The Salvation Army's subsidized athletic programs give parents
living below the poverty level the opportunity for their children to
participate in organized sports just like other kids.
Dorothy Langston promoted to Glory
A
young Dorothy Langston received her calling at a Salvation Army open air
meeting. She could not turn from the challenge issued in the words of the song
being sung at the meeting: "Who'll go and help this shepherd kind,
help Him the wandering ones to find?"
She surrendered
her life to the Lord and became a Salvation Army officer, dedicating most of
her 38 years of active service to ministry to youth and young adults.

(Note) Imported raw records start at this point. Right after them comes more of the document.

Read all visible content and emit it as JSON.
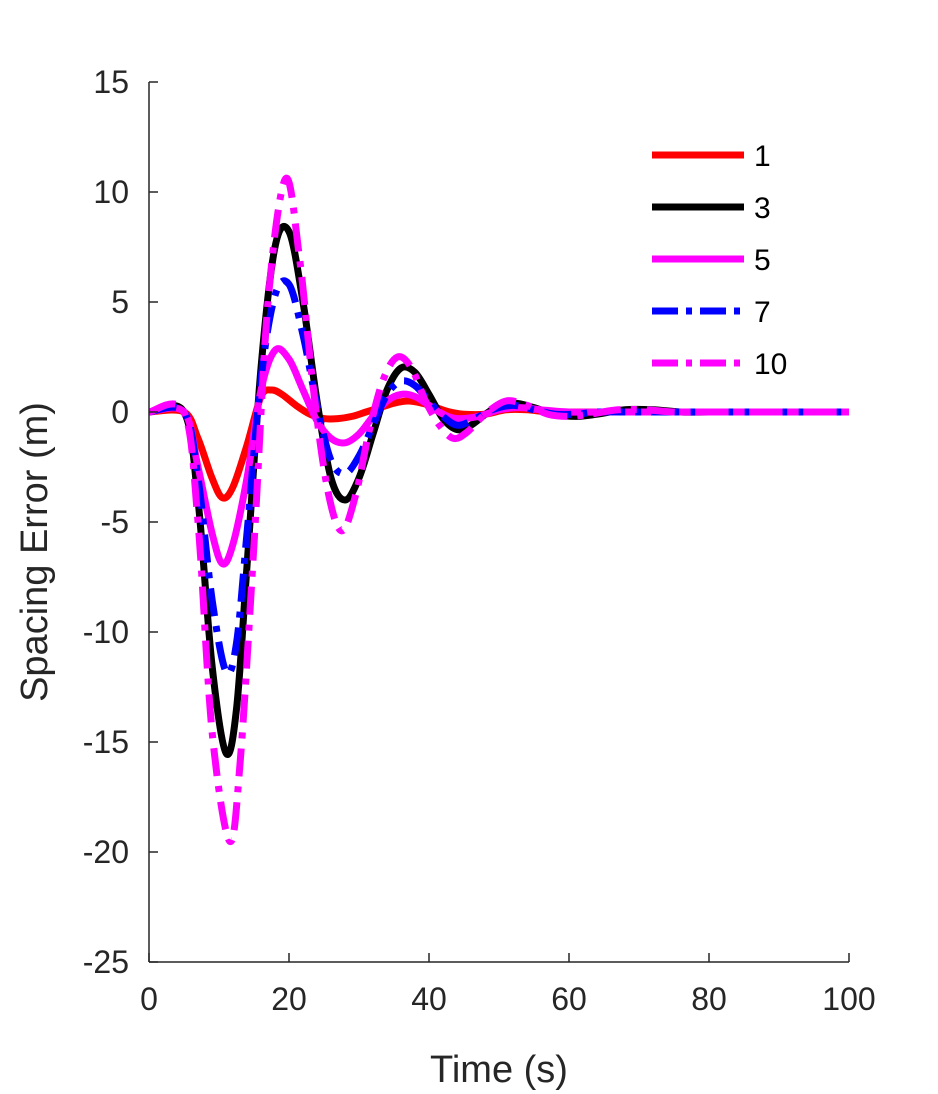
{
  "chart_data": {
    "type": "line",
    "title": "",
    "xlabel": "Time (s)",
    "ylabel": "Spacing Error (m)",
    "xlim": [
      0,
      100
    ],
    "ylim": [
      -25,
      15
    ],
    "xticks": [
      0,
      20,
      40,
      60,
      80,
      100
    ],
    "yticks": [
      -25,
      -20,
      -15,
      -10,
      -5,
      0,
      5,
      10,
      15
    ],
    "grid": false,
    "legend_position": "top-right",
    "series": [
      {
        "name": "1",
        "color": "#ff0000",
        "style": "solid",
        "x": [
          0,
          5,
          7,
          9,
          10.5,
          12,
          14,
          16,
          17.5,
          19,
          21,
          23,
          25,
          27,
          29,
          31,
          33,
          35,
          37,
          39,
          41,
          43,
          45,
          48,
          51,
          54,
          57,
          60,
          65,
          70,
          75,
          80,
          90,
          100
        ],
        "y": [
          0,
          0,
          -1.2,
          -3.0,
          -3.9,
          -3.4,
          -1.5,
          0.7,
          1.0,
          0.8,
          0.3,
          -0.1,
          -0.3,
          -0.3,
          -0.2,
          0.0,
          0.2,
          0.4,
          0.5,
          0.4,
          0.2,
          0.0,
          -0.1,
          -0.1,
          0.1,
          0.1,
          0.0,
          0.0,
          0.0,
          0.0,
          0.0,
          0.0,
          0.0,
          0.0
        ]
      },
      {
        "name": "3",
        "color": "#000000",
        "style": "solid",
        "x": [
          0,
          5,
          7,
          9,
          11,
          12.5,
          14,
          16,
          18,
          20,
          22,
          24,
          26,
          28,
          30,
          32,
          34,
          36,
          38,
          40,
          42,
          44,
          46,
          49,
          52,
          55,
          58,
          61,
          64,
          68,
          72,
          76,
          80,
          85,
          90,
          100
        ],
        "y": [
          0,
          0,
          -4.0,
          -11.5,
          -15.5,
          -13.5,
          -7.0,
          2.0,
          7.5,
          8.2,
          5.0,
          0.5,
          -3.0,
          -4.0,
          -3.0,
          -1.0,
          1.0,
          2.0,
          1.8,
          0.8,
          -0.3,
          -0.8,
          -0.6,
          0.1,
          0.4,
          0.2,
          -0.1,
          -0.2,
          -0.1,
          0.1,
          0.1,
          0.0,
          0.0,
          0.0,
          0.0,
          0.0
        ]
      },
      {
        "name": "5",
        "color": "#ff00ff",
        "style": "solid",
        "x": [
          0,
          5,
          7,
          9,
          10.5,
          12,
          14,
          16,
          18,
          20,
          22,
          24,
          26,
          28,
          30,
          32,
          34,
          36,
          38,
          40,
          42,
          44,
          47,
          50,
          53,
          56,
          60,
          65,
          70,
          80,
          90,
          100
        ],
        "y": [
          0,
          0,
          -2.5,
          -5.5,
          -6.9,
          -6.0,
          -3.0,
          1.0,
          2.8,
          2.4,
          1.0,
          -0.4,
          -1.2,
          -1.4,
          -1.0,
          -0.2,
          0.5,
          0.8,
          0.7,
          0.3,
          -0.1,
          -0.3,
          -0.2,
          0.1,
          0.2,
          0.1,
          0.0,
          0.0,
          0.0,
          0.0,
          0.0,
          0.0
        ]
      },
      {
        "name": "7",
        "color": "#0000ff",
        "style": "dashdot",
        "x": [
          0,
          5,
          7,
          9,
          11,
          12.5,
          14,
          16,
          18,
          20,
          22,
          24,
          26,
          28,
          30,
          32,
          34,
          36,
          38,
          40,
          42,
          44,
          46,
          49,
          52,
          55,
          58,
          61,
          64,
          68,
          72,
          80,
          90,
          100
        ],
        "y": [
          0,
          0,
          -3.0,
          -8.5,
          -11.8,
          -10.5,
          -5.5,
          1.5,
          5.3,
          5.8,
          3.5,
          0.3,
          -2.2,
          -2.8,
          -2.0,
          -0.6,
          0.8,
          1.4,
          1.2,
          0.5,
          -0.2,
          -0.6,
          -0.4,
          0.1,
          0.3,
          0.1,
          -0.1,
          -0.1,
          0.0,
          0.0,
          0.0,
          0.0,
          0.0,
          0.0
        ]
      },
      {
        "name": "10",
        "color": "#ff00ff",
        "style": "dashdot",
        "x": [
          0,
          5,
          7,
          9,
          11.5,
          13,
          15,
          17,
          19.5,
          21.5,
          23.5,
          25.5,
          27.5,
          29.5,
          31.5,
          33.5,
          35.5,
          37.5,
          39.5,
          41.5,
          43.5,
          45.5,
          48,
          51,
          54,
          57,
          60,
          63,
          67,
          71,
          75,
          80,
          90,
          100
        ],
        "y": [
          0,
          0,
          -5.0,
          -14.5,
          -19.5,
          -16.0,
          -6.0,
          5.0,
          10.6,
          7.0,
          1.0,
          -3.5,
          -5.4,
          -3.8,
          -0.8,
          1.5,
          2.5,
          2.0,
          0.5,
          -0.6,
          -1.2,
          -0.9,
          -0.1,
          0.5,
          0.3,
          -0.1,
          -0.2,
          -0.1,
          0.1,
          0.1,
          0.0,
          0.0,
          0.0,
          0.0
        ]
      }
    ]
  }
}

Langston was promoted to Glory Friday, July 21, 2006. A service
celebrating her remarkable life was held July 25 at the Raleigh, N.C., Corps
with Major Fred Musgrave presiding. Lt. Colonel David Jeffrey, chief secretary,
brought the message.
Her ministry and her effect on
countless lives was remembered in spoken tributes by Major Hilda Howell and
Captain Ray Cooper, as well as Mrs. Brigadier Martha Herring, Lt. Colonel Jean
Michaels, Alice Delamar, Prentiss and Joan Baker, CSM Terry Williamson and
William Moring Craven, Jr.
The graveside service was held at
Willowdale Cemetery in Goldsboro, N.C.
In 2002, General John
Gowans presented Langston the Order of the Founder, The Salvation Army's
highest honor, at the Festival of Faith in Atlanta. An endowment fund in her
name was set up that year to fund overseas projects in developing countries. In
1995, General Paul Rader presented her a plaque for exceptional service
following her retirement.
Much of Langston's service was
directed toward officer candidates, recruiting them to "help the shepherd
kind," as Army officers and helping to prepare them for the training
process. After her 1937 commissioning and several corps appointments, she
served in the Territorial Youth Department, writing Sunday school curriculums
and other spiritual development material for young people. She also conducted
the Young Officers Training Course and coordinated Army youth ministries in the
Atlanta area.
She also was divisional youth secretary and
guard and sunbeam director in both the National Capital and Georgia divisions,
youth counselor for the Southern Territory and for a member of the staff of the
Evangeline Booth College as assistant dean for women. Her final active
appointment was as territorial candidates secretary. She retired in 1975 but
served as candidates counselor in the NSC Division for 10 years following
retirement.
Langston was born in Goldsboro Sept. 25, 1915,
to Colonel and Mrs. John Langston, who were Life Members of the Goldsboro
Advisory Board. She graduated with honors from Goldsboro High School in 1932
and was a charter member of the National Honor Society and the Quill and Scroll
Society. After completing a journalism course through the National School of
Journalism, she attended Louisburg Junior College and Greensboro College for
Women.
The clarity of her call to service never faded. In a
2002 interview with the Southern Spirit, she said, "As the years
have gone by, never once have I doubted that God spoke to me and that I had to
do His will. The reality of that first open-air experience is more vivid now
than 66 years ago, and His voice stronger."
Surviving
family members include nieces Ann Futrell of Goldsboro and Patricia Falconnier
of Illinois; nephews W. Dortch Langston of Goldsboro, William Moring Craven of
Wendell, N.C., and D. Langston Craven of Aberdeen, N.C.; and cousin George
Langston, Jr., of Sanford, N.C.
Dan Childs

Left: Brigadier Dorothy Langston is escorted by
Commissioner Raymond Cooper as she receives the Order of the Founder from
General John Gowans at the 2002 Festival of Faith.